Transcription Contents

Version 1


The transcript of an audio recording. Part of a Transcription.

Transcription
      ↪ Transcription Contents
          ↪ TranscriptionSegment
              ↪ TranscriptionWord

Fields

Name Type Notes

version

Integer

Version of this transcription object. Different versions can have a different structure.

language

String

Detected language of the audio.

text

String

The full transcript of the audio, without regard for timestamps or speakers.

languageProbability

Double

Confidence in the detected language. Between 0 (low) and 1 (high).

segments

[TranscriptionSegment]

List of all segments.

TranscriptionSegment

A segment is a contiguous portion of the audio, typically corresponding to a short phrase or sentence, along with its associated start and end timestamps.

Name Type Notes

speakerId

String

ID of the speaker.
- 0: Mono recording.
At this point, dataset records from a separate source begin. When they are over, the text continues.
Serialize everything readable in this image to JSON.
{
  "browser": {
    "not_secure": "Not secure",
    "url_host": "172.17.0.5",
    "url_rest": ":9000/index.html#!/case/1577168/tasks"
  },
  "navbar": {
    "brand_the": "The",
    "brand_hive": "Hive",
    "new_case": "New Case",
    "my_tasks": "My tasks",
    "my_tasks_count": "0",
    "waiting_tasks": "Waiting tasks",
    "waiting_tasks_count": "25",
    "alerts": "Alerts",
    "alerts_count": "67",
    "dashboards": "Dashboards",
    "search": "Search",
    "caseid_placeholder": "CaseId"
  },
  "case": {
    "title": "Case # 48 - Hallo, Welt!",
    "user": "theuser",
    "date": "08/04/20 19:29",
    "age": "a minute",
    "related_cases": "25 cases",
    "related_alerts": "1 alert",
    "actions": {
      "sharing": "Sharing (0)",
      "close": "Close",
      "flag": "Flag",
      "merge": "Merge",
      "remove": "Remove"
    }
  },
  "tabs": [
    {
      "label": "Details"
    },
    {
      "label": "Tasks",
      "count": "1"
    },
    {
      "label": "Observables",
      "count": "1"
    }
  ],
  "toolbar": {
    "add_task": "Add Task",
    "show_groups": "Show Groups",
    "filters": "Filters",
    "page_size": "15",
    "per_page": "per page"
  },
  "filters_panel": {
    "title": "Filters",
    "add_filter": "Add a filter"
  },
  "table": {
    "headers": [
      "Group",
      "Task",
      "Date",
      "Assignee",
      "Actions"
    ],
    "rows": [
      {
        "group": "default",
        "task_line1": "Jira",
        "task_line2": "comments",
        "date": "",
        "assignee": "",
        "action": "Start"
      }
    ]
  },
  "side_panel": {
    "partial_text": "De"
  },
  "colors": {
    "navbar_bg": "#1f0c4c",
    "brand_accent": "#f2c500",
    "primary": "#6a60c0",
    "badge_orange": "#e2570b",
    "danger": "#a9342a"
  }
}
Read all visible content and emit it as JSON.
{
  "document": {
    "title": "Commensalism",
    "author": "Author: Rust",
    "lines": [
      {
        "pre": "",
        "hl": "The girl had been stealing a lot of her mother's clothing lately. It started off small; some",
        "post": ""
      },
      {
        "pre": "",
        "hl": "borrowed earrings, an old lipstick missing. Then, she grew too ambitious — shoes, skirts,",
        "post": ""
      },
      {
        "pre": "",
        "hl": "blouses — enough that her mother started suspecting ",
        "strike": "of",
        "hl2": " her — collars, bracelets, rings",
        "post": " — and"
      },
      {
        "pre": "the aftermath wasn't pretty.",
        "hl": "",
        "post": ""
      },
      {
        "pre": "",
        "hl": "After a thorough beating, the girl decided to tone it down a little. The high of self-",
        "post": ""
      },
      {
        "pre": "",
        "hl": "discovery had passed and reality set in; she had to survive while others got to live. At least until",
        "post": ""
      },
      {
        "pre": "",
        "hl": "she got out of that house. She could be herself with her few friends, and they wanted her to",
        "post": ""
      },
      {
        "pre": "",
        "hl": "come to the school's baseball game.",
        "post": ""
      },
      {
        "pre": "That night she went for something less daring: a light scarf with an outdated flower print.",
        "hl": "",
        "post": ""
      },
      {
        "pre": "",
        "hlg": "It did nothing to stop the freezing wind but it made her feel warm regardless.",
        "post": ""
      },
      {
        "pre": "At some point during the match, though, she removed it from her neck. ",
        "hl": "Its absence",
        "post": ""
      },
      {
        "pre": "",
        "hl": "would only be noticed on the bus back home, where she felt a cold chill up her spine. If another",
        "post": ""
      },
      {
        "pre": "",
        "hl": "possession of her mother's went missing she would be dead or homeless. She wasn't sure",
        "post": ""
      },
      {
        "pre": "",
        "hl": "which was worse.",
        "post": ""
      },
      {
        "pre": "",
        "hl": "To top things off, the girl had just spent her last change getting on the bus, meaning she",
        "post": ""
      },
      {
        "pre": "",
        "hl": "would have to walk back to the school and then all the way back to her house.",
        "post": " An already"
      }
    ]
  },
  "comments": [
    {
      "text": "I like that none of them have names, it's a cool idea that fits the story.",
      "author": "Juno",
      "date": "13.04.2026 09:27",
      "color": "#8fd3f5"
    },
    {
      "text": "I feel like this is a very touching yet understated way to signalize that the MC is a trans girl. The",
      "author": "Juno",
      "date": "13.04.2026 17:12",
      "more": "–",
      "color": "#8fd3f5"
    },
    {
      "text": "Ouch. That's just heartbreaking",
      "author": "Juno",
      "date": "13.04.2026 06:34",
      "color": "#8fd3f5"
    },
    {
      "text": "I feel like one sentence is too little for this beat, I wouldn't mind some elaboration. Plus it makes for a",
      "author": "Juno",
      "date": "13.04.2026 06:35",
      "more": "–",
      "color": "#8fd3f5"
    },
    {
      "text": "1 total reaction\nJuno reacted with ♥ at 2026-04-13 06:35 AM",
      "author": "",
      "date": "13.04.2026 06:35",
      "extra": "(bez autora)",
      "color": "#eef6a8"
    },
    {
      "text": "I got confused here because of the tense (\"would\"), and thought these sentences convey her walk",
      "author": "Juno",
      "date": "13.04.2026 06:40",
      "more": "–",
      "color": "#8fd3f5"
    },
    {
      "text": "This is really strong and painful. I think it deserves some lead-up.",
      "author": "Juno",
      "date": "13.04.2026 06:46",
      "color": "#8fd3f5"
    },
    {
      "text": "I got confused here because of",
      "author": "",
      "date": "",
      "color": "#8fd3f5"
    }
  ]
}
Unable to extract speakers.
- 11: Channel 1 speaker
- 12: Channel 2 speaker
- 13: Channel 3 speaker
- NN: Channel N speaker

startMs

Long

Start time of this segment, in milliseconds.

endMs

Long

End time of this segment, in milliseconds.

text

String

Text of this segment.

word

[TranscriptionWord]

List of words.

TranscriptionWord

A word is a finer-grained unit within a segment. Each word represents a single transcribed word from the audio, along with its own start and end timestamps (denoting when that word was spoken in the audio).

Name Type Notes

startMs

Long

Start time of this word, in milliseconds.

endMs

Long

End time of this word, in milliseconds.

text

String

Text of this word.

probability

Double

Confidence in the detected text. Between 0 (low) and 1 (high).